(a) What is hashing function? Explain any four hashing functions with examples. (b) Write notes on the following: (i) Overflow handling in hashing (ii) Static tree tables


Q.) (a) What is hashing function? Explain any four hashing functions with examples. (b) Write notes on the following: (i) Overflow handling in hashing (ii) Static tree tables

Subject: Data Structure and Algorithm

(a) What is a Hashing Function?

A hashing function is an algorithm that takes an input (or 'message') and returns a fixed-size string of bytes. The output is typically a 'hash code' or 'hash value'. Hashing functions are designed to be a one-way function, which means it should be computationally infeasible to reverse the operation or find two different inputs that produce the same hash value (a condition known as a collision). Hashing functions are widely used in computer science for various applications such as data retrieval, cryptographic security, and data integrity verification.

Four Hashing Functions with Examples:

  1. MD5 (Message Digest Algorithm 5):

    • Purpose: Originally designed for cryptographic purposes but now considered broken and unsuitable for further use because it's vulnerable to hash collisions.
    • Output Size: 128-bit hash value.
    • Example: plaintext Input: "Hello, World!" MD5 Hash: "65a8e27d8879283831b664bd8b7f0ad4"
  2. SHA-1 (Secure Hash Algorithm 1):

    • Purpose: Designed by the National Security Agency (NSA) to be part of the Digital Signature Algorithm. Like MD5, SHA-1 is also no longer considered secure against well-funded attackers.
    • Output Size: 160-bit hash value.
    • Example: plaintext Input: "Hello, World!" SHA-1 Hash: "2ef7bde608ce5404e97d5f042f95f89f1c232871"
  3. SHA-256 (Secure Hash Algorithm 256-bit):

    • Purpose: Part of the SHA-2 family, designed by the NSA, and widely used for secure applications including in blockchain and SSL certificates.
    • Output Size: 256-bit hash value.
    • Example: plaintext Input: "Hello, World!" SHA-256 Hash: "a591a6d40bf420404a011733cfb7b190d62c65bf0bcda32b57b277d9ad9f146e"
  4. CRC32 (Cyclic Redundancy Check):

    • Purpose: A checksum hashing function used to detect accidental changes to raw data in digital networks and storage devices.
    • Output Size: 32-bit hash value.
    • Example: plaintext Input: "Hello, World!" CRC32 Hash: "1c291ca3"
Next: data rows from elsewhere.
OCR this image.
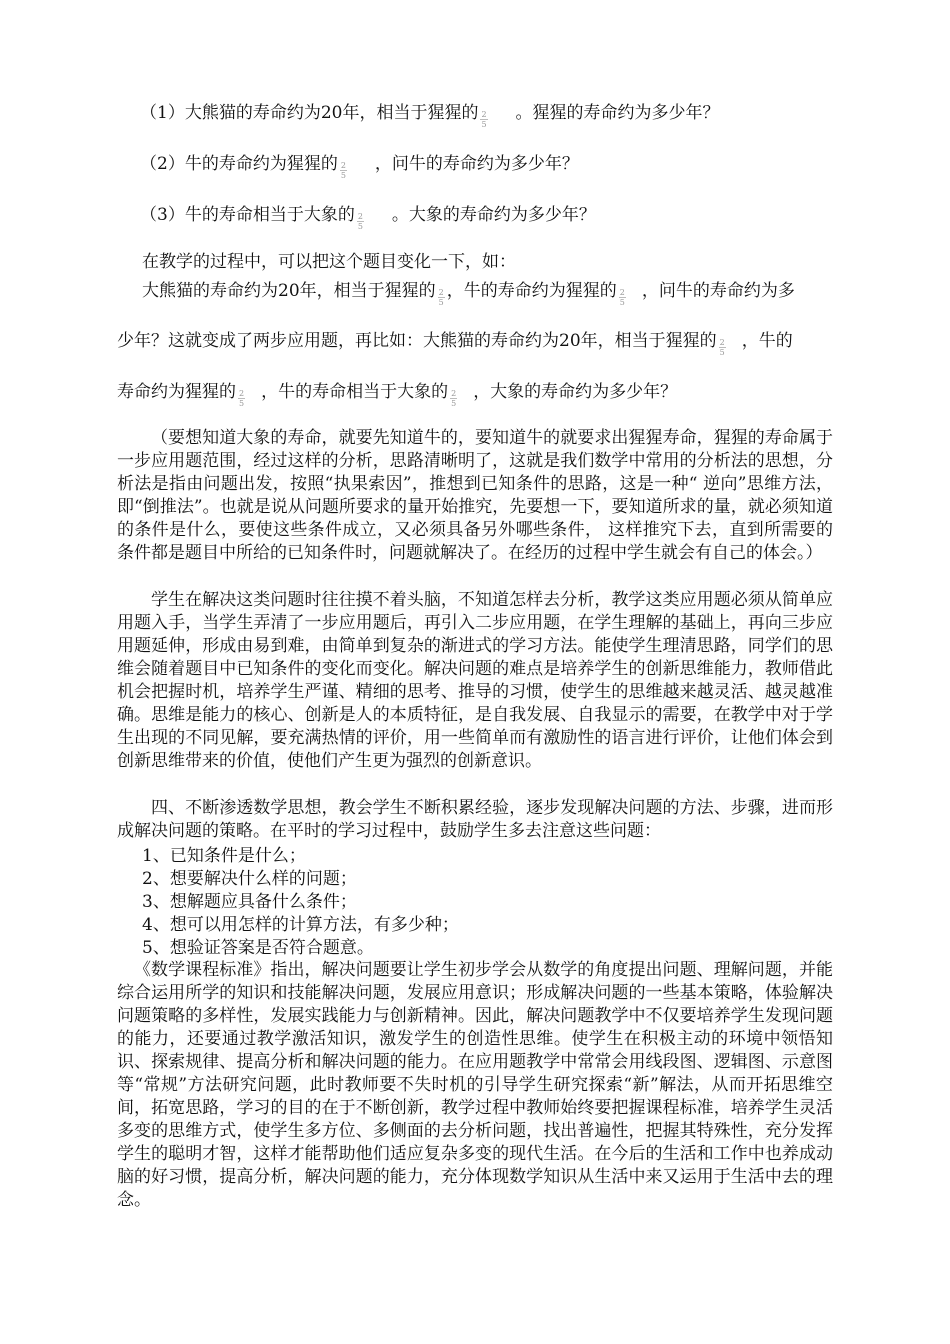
（1）大熊猫的寿命约为20年，相当于猩猩的 $\frac{2}{5}$ 。猩猩的寿命约为多少年？
（2）牛的寿命约为猩猩的 $\frac{2}{5}$ ，问牛的寿命约为多少年？
（3）牛的寿命相当于大象的 $\frac{2}{5}$ 。大象的寿命约为多少年？
在教学的过程中，可以把这个题目变化一下，如：
大熊猫的寿命约为20年，相当于猩猩的 $\frac{2}{5}$ ，牛的寿命约为猩猩的 $\frac{2}{5}$ ，问牛的寿命约为多
少年？这就变成了两步应用题，再比如：大熊猫的寿命约为20年，相当于猩猩的 $\frac{2}{5}$ ，牛的
寿命约为猩猩的 $\frac{2}{5}$ ，牛的寿命相当于大象的 $\frac{2}{5}$ ，大象的寿命约为多少年？
（要想知道大象的寿命，就要先知道牛的，要知道牛的就要求出猩猩寿命，猩猩的寿命属于一步应用题范围，经过这样的分析，思路清晰明了，这就是我们数学中常用的分析法的思想，分析法是指由问题出发，按照“执果索因”，推想到已知条件的思路，这是一种“ 逆向”思维方法，即“倒推法”。也就是说从问题所要求的量开始推究，先要想一下，要知道所求的量，就必须知道的条件是什么，要使这些条件成立，又必须具备另外哪些条件， 这样推究下去，直到所需要的条件都是题目中所给的已知条件时，问题就解决了。在经历的过程中学生就会有自己的体会。）
学生在解决这类问题时往往摸不着头脑，不知道怎样去分析，教学这类应用题必须从简单应用题入手，当学生弄清了一步应用题后，再引入二步应用题，在学生理解的基础上，再向三步应用题延伸，形成由易到难，由简单到复杂的渐进式的学习方法。能使学生理清思路，同学们的思维会随着题目中已知条件的变化而变化。解决问题的难点是培养学生的创新思维能力，教师借此机会把握时机，培养学生严谨、精细的思考、推导的习惯，使学生的思维越来越灵活、越灵越准确。思维是能力的核心、创新是人的本质特征，是自我发展、自我显示的需要，在教学中对于学生出现的不同见解，要充满热情的评价，用一些简单而有激励性的语言进行评价，让他们体会到创新思维带来的价值，使他们产生更为强烈的创新意识。
四、不断渗透数学思想，教会学生不断积累经验，逐步发现解决问题的方法、步骤，进而形成解决问题的策略。在平时的学习过程中，鼓励学生多去注意这些问题：
1、已知条件是什么；
2、想要解决什么样的问题；
3、想解题应具备什么条件；
4、想可以用怎样的计算方法，有多少种；
5、想验证答案是否符合题意。
《数学课程标准》指出，解决问题要让学生初步学会从数学的角度提出问题、理解问题，并能综合运用所学的知识和技能解决问题，发展应用意识；形成解决问题的一些基本策略，体验解决问题策略的多样性，发展实践能力与创新精神。因此，解决问题教学中不仅要培养学生发现问题的能力，还要通过教学激活知识，激发学生的创造性思维。使学生在积极主动的环境中领悟知识、探索规律、提高分析和解决问题的能力。在应用题教学中常常会用线段图、逻辑图、示意图等“常规”方法研究问题，此时教师要不失时机的引导学生研究探索“新”解法，从而开拓思维空间，拓宽思路，学习的目的在于不断创新，教学过程中教师始终要把握课程标准，培养学生灵活多变的思维方式，使学生多方位、多侧面的去分析问题，找出普遍性，把握其特殊性，充分发挥学生的聪明才智，这样才能帮助他们适应复杂多变的现代生活。在今后的生活和工作中也养成动脑的好习惯，提高分析，解决问题的能力，充分体现数学知识从生活中来又运用于生活中去的理念。
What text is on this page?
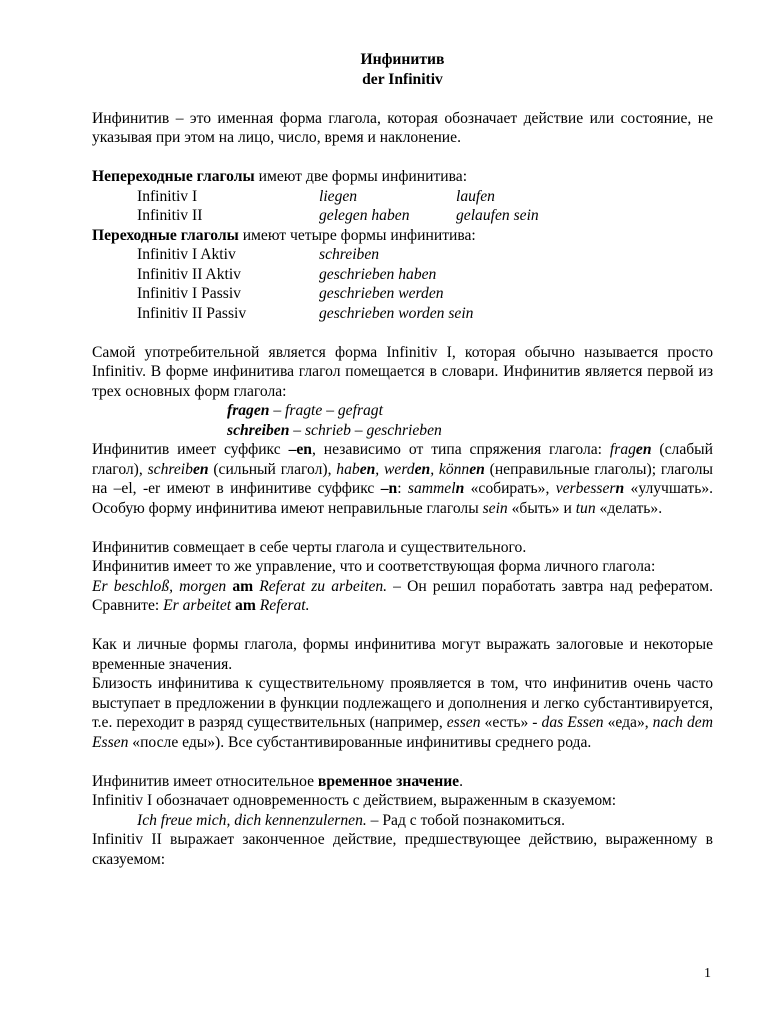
Инфинитив

der Infinitiv

Инфинитив – это именная форма глагола, которая обозначает действие или состояние, не указывая при этом на лицо, число, время и наклонение.

Непереходные глаголы имеют две формы инфинитива:

Infinitiv I	liegen	laufen
Infinitiv II	gelegen haben	gelaufen sein

Переходные глаголы имеют четыре формы инфинитива:

Infinitiv I Aktiv	schreiben
Infinitiv II Aktiv	geschrieben haben
Infinitiv I Passiv	geschrieben werden
Infinitiv II Passiv	geschrieben worden sein

Самой употребительной является форма Infinitiv I, которая обычно называется просто Infinitiv. В форме инфинитива глагол помещается в словари. Инфинитив является первой из трех основных форм глагола:

fragen – fragte – gefragt

schreiben – schrieb – geschrieben

Инфинитив имеет суффикс –en, независимо от типа спряжения глагола: fragen (слабый глагол), schreiben (сильный глагол), haben, werden, können (неправильные глаголы); глаголы на –el, -er имеют в инфинитиве суффикс –n: sammeln «собирать», verbessern «улучшать». Особую форму инфинитива имеют неправильные глаголы sein «быть» и tun «делать».

Инфинитив совмещает в себе черты глагола и существительного.

Инфинитив имеет то же управление, что и соответствующая форма личного глагола:

Er beschloß, morgen am Referat zu arbeiten. – Он решил поработать завтра над рефератом. Сравните: Er arbeitet am Referat.

Как и личные формы глагола, формы инфинитива могут выражать залоговые и некоторые временные значения.

Близость инфинитива к существительному проявляется в том, что инфинитив очень часто выступает в предложении в функции подлежащего и дополнения и легко субстантивируется, т.е. переходит в разряд существительных (например, essen «есть» - das Essen «еда», nach dem Essen «после еды»). Все субстантивированные инфинитивы среднего рода.

Инфинитив имеет относительное временное значение.

Infinitiv I обозначает одновременность с действием, выраженным в сказуемом:

Ich freue mich, dich kennenzulernen. – Рад с тобой познакомиться.

Infinitiv II выражает законченное действие, предшествующее действию, выраженному в сказуемом:

1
(b) Notes on the following:

(i) Overflow Handling in Hashing

Overflow occurs in hashing when a hash function generates the same index for more than one key, which is known as a collision. Handling collisions is critical to maintain the efficiency of a hash table. There are several methods to handle overflow:

  1. Chaining:

    • Each slot of the hash table contains a linked list of entries that hash to the same index.
    • When a collision occurs, the item is added to the list at that index.
  2. Open Addressing:

    • All elements are stored in the hash table itself.
    • When a collision occurs, the table is probed sequentially or by another hashing function to find an empty slot.
  3. Double Hashing:

    • A form of open addressing with a secondary hash function.
    • If a collision occurs, the secondary hash function is used to calculate the interval between probes.
  4. Rehashing:

    • The hash table is resized and all existing items are rehashed and inserted into the new table.
    • This is often done when the load factor of the table exceeds a certain threshold.

(ii) Static Tree Tables

Static tree tables refer to a data structure that uses a tree-like model to organize static data in a hierarchical manner. The term 'static' implies that the structure of the tree and the data it contains do not change over time. Binary search trees, AVL trees, and B-trees are examples of static tree tables.

Characteristics of Static Tree Tables:

  • Ordered: The tree maintains data in a sorted order, allowing for efficient search operations.
  • Balanced: Some static trees (like AVL trees) maintain balance to ensure that operations such as insertions, deletions, and searches can be performed in logarithmic time.
  • Immutable: Once constructed, the structure does not change, which simplifies the design and can improve performance for read-only access patterns.

Applications of Static Tree Tables:

  • Database Indexing: Used to index records for efficient retrieval.
  • File Systems: The directory structure can be represented as a static tree.
  • Lookup Tables: Used in applications where fast lookup of static data is required.

Static tree tables are particularly useful when the dataset does not change, or changes infrequently, and when there is a need for fast search and retrieval operations.